Personally I did not see a lot of social drinking. Undoubtedly, I did not go to the right places. There were wild parties, but in El Dorado there was also a tamer group to which I belonged. However, I wasn’t totally sheltered. I certainly knew about corn liquor, “white lightning,” and I heard about the secret stills and drinking places called “blind pigs,” and “blind tigers.”
At one time, I even saw a whole case of corn liquor, bottled in quart fruit jars. And a high school classmates injured himself permanently when he jumped out a second-floor window during a drinking binge. He was hospitalized for months.
Groups of us visited him from time to time. His case was a painful reminder of the excesses of the age.
I graduated from high school in 1927. Our graduation festivities were dampened by the disastrous tornado at Strong, a town only 20 miles from El Dorado. The tragedy struck our family.
My uncle and cousin were killed, along with 30-35 others. For months, El Dorado hospital were full of tornado victims.

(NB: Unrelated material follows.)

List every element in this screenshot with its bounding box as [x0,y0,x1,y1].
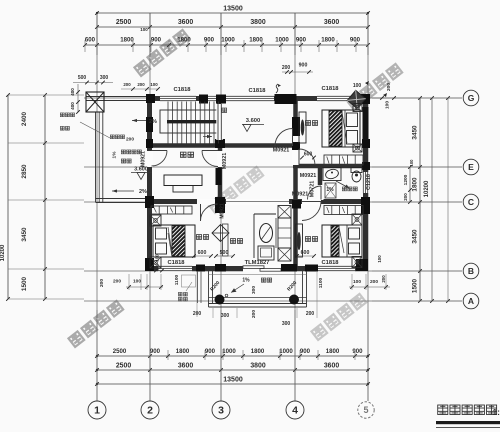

As the Twenties wound down. I went off to college in Arkadelphia in 1928. We traveled by train and did not return home until Christmas vacation. It seems strange now, but we took trunks – not steamer trunks, but big, full-sized ones because we had to take complete bedding along with a full wardrobe of summer and fall clothes. Clothes were much more important then than now when nearly everything is casual wear.
It was a dressy period, and we packed at least two formal gowns which we wore to the evening lawn parties. It may sound boring now, but all we did was converse, but if anyone spiked the punch, I didn’t know it. Many romances started at these parties.
The Jazz Age played itself out, and the exuberance ended in 1929 when the stock market collapsed and ushered in the Depression of the Thirties, just in time for my graduation in 1931 and subsequent job hunt. I did get a job, and I was one of the lucky ones, even though I was paid only $60 a month.

Hazel Sample Guyol is a resident of Arkadelphia who writes historical commentary for the Sunday News.